Деревня состояла всего из одной улицы, по обеим сторонам которой шли хижины, но в конце я увидела современное бетонное здание с вывеской, на которой было написано «Начальная школа Мендисабаля». Было воскресенье, и школа стояла пустой. Я спросила жителей соседних домиков, и мне рассказали, что хозяин школы – Буэнавентура, который построил ее со специальной целью, чтобы их дети могли потом продолжить обучение в школе высшей ступени в Сан-Хуане. Во второй раз я оказалась в деревне во вторник, и в школе было полно детей. Я заметила, что у многих из них голубые глаза, того же серо-голубого оттенка, как и у Буэнавентуры, хотя все они были темнокожие. Это открытие озадачило меня, и ночью я никак не могла уснуть. Я спросила у Кинтина, что может означать этот странный факт, но он опустил голову и ничего не сказал. Я стала настаивать, и тогда Кинтин поведал мне, что его отцу нравятся негритянки и что он частенько занимается с ними любовью на берегу за несколько долларов. Это привело меня в ужас. Буэнавентура – отвратительное существо, и я поклялась, что никогда больше не поеду с ним на пляж Лукуми.

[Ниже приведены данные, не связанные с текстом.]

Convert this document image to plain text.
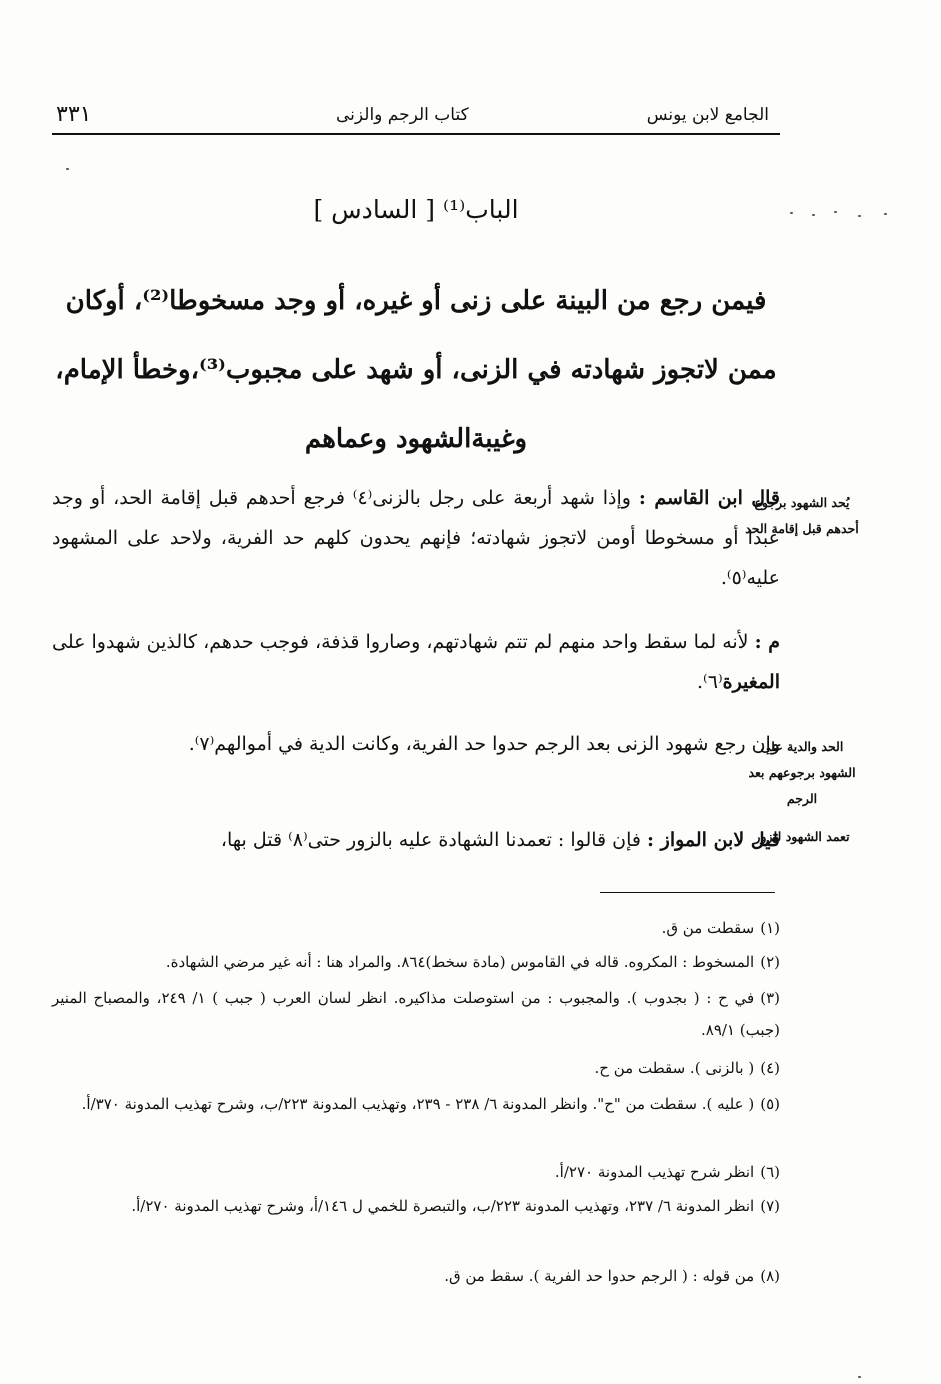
٣٣١	كتاب الرجم والزنى	الجامع لابن يونس
الباب⁽¹⁾ [ السادس ]
فيمن رجع من البينة على زنى أو غيره، أو وجد مسخوطا⁽²⁾، أوكان
ممن لاتجوز شهادته في الزنى، أو شهد على مجبوب⁽³⁾،وخطأ الإمام،
وغيبةالشهود وعماهم
يُحد الشهود برجوع أحدهم قبل إقامة الحد
الحد والدية على الشهود برجوعهم بعد الرجم
تعمد الشهود للزور
قال ابن القاسم : وإذا شهد أربعة على رجل بالزنى⁽٤⁾ فرجع أحدهم قبل إقامة الحد، أو وجد عبدا أو مسخوطا أومن لاتجوز شهادته؛ فإنهم يحدون كلهم حد الفرية، ولاحد على المشهود عليه⁽٥⁾.
م : لأنه لما سقط واحد منهم لم تتم شهادتهم، وصاروا قذفة، فوجب حدهم، كالذين شهدوا على المغيرة⁽٦⁾.
وإن رجع شهود الزنى بعد الرجم حدوا حد الفرية، وكانت الدية في أموالهم⁽٧⁾.
قيل لابن المواز : فإن قالوا : تعمدنا الشهادة عليه بالزور حتى⁽٨⁾ قتل بها،
(١)سقطت من ق.
(٢)المسخوط : المكروه. قاله في القاموس (مادة سخط)٨٦٤. والمراد هنا : أنه غير مرضي الشهادة.
(٣)في ح : ( بجدوب ). والمجبوب : من استوصلت مذاكيره. انظر لسان العرب ( جبب ) ١/ ٢٤٩، والمصباح المنير (جبب) ٨٩/١.
(٤)( بالزنى ). سقطت من ح.
(٥)( عليه ). سقطت من "ح". وانظر المدونة ٦/ ٢٣٨ - ٢٣٩، وتهذيب المدونة ٢٢٣/ب، وشرح تهذيب المدونة ٣٧٠/أ.
(٦)انظر شرح تهذيب المدونة ٢٧٠/أ.
(٧)انظر المدونة ٦/ ٢٣٧، وتهذيب المدونة ٢٢٣/ب، والتبصرة للخمي ل ١٤٦/أ، وشرح تهذيب المدونة ٢٧٠/أ.
(٨)من قوله : ( الرجم حدوا حد الفرية ). سقط من ق.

После исчезновения Аристидеса Арриготии Ребека унаследовала его деньги и наконец перестала зависеть от скупердяйства своего мужа. Она беспрерывно устраивала обеды и вечеринки для своих друзей, и я должна была непременно присутствовать на всех. Свободе было пятнадцать лет, а Родине шестнадцать. У них было множество друзей, и они вели чрезвычайно активный образ жизни, так что мне приходилось помогать Ребеке варить кофе и готовить закуски для их гостей. Каждый приход гостей предполагал предварительное посещение парикмахера и визажиста, поскольку всегда следовало быть на пике моды. Через полгода всех этих кувырканий я стала умирать от скуки.

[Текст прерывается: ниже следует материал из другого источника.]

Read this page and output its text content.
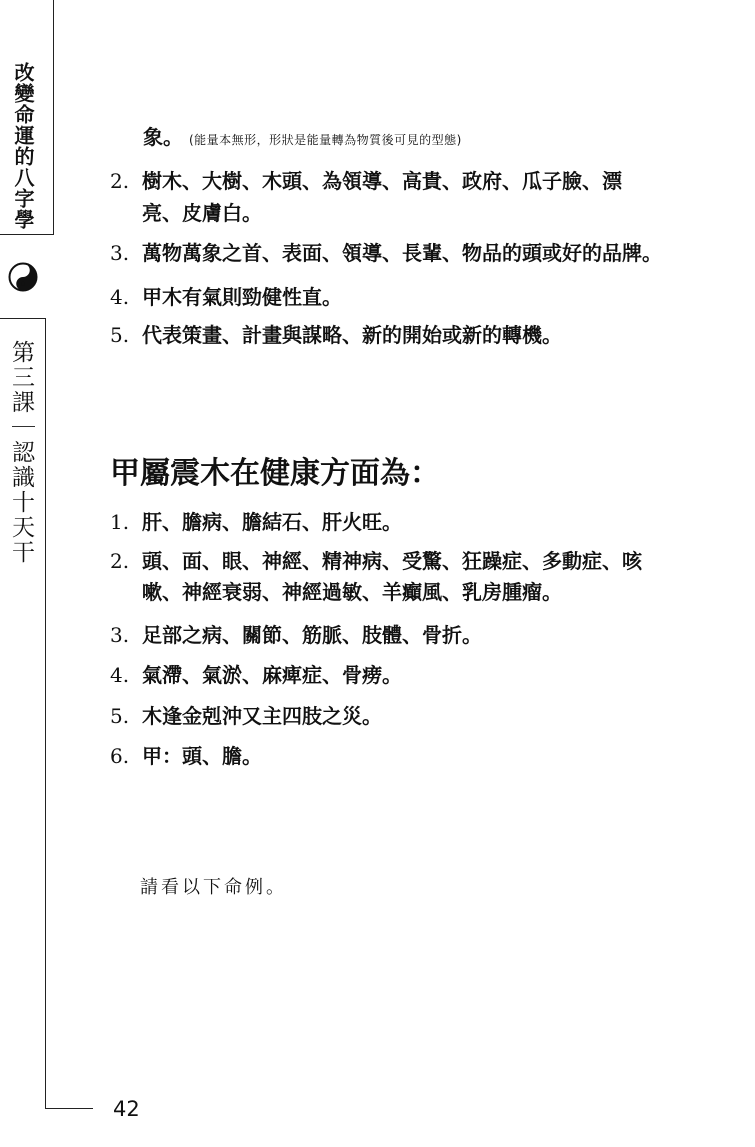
改變命運的八字學
第三課｜認識十天干
象。 (能量本無形，形狀是能量轉為物質後可見的型態)
2. 樹木、大樹、木頭、為領導、高貴、政府、瓜子臉、漂
亮、皮膚白。
3. 萬物萬象之首、表面、領導、長輩、物品的頭或好的品牌。
4. 甲木有氣則勁健性直。
5. 代表策畫、計畫與謀略、新的開始或新的轉機。
甲屬震木在健康方面為：
1. 肝、膽病、膽結石、肝火旺。
2. 頭、面、眼、神經、精神病、受驚、狂躁症、多動症、咳
嗽、神經衰弱、神經過敏、羊癲風、乳房腫瘤。
3. 足部之病、關節、筋脈、肢體、骨折。
4. 氣滯、氣淤、麻痺症、骨痨。
5. 木逢金剋沖又主四肢之災。
6. 甲：頭、膽。
請看以下命例。
42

Поначалу Ребека была со мной приветлива, но после свадьбы сделалась невыносимой. Казалось, я непрерывно должна демонстрировать, что моя любовь к ее сыну искренна. Я не понимала, почему Ребека так ревнива; возможно, потому, что ее словно бы отодвинули на второй план, но ведь сама она была к сыну абсолютно холодна. Она насмехалась над ним; по ее мнению, Кинтин никогда ничего не делал как надо. Со своей стороны Кинтин был бесконечно снисходителен к матери и никогда не принимал всерьез ее нападки. Ребека для него всегда находилась на пьедестале, и, стоило мне позволить себе малейшую критику в ее адрес, он тут же ставил меня на место и призывал не забываться. «Помни, Ребека – моя мать, – сурово говорил он, – и она много страдала».
Много лет Ребека, не пикнув, подчинялась Буэнавентуре и принимала спартанский образ жизни, который он установил, но, когда мы с Кинтином поженились, она устала от роли мученицы. Она постарела, и ее кожа теперь напоминала траченный временем мрамор. Теперь она уже не так блюла дисциплину и порядок. Она хотела наслаждаться жизнью и поэтому предпочитала общество Игнасио, Родины и Свободы, своих младших детей, бедняге Кинтину.
У Игнасио был веселый характер, он всегда шутил и смешил Ребеку. Кинтин, напротив, был немного мрачноват. У него была бледная кожа и темные волосы Мендисабалей, а в глазах порой появлялось такое выражение, от которого Ребека чувствовала озноб. Игнасио был светловолосый и унаследовал яркую внешность северных итальянцев. Он не знал, что значит слово «огорчение», поскольку Ребека всю его жизнь относилась к нему как к ребенку. Игнасио никогда не отправляли на нижний этаж, как это было с Кинтином, когда Ребека не хотела видеть его, потому что тот напоминал ей о Павле. И она не допускала, чтобы Буэнавентура запугивал Игнасио, вынуждая учиться торговому делу и заставляя работать по десять часов в сутки, занимаясь погрузкой и разгрузкой ящиков с треской. Когда мы с Кинтином поженились, Игнасио только что исполнилось семнадцать лет, и он учился на первом курсе университета во Флориде. Он никогда не работал, и у него не было никакого желания заниматься торговлей; ему хотелось посвятить себя искусству, но он пока не знал, какому именно.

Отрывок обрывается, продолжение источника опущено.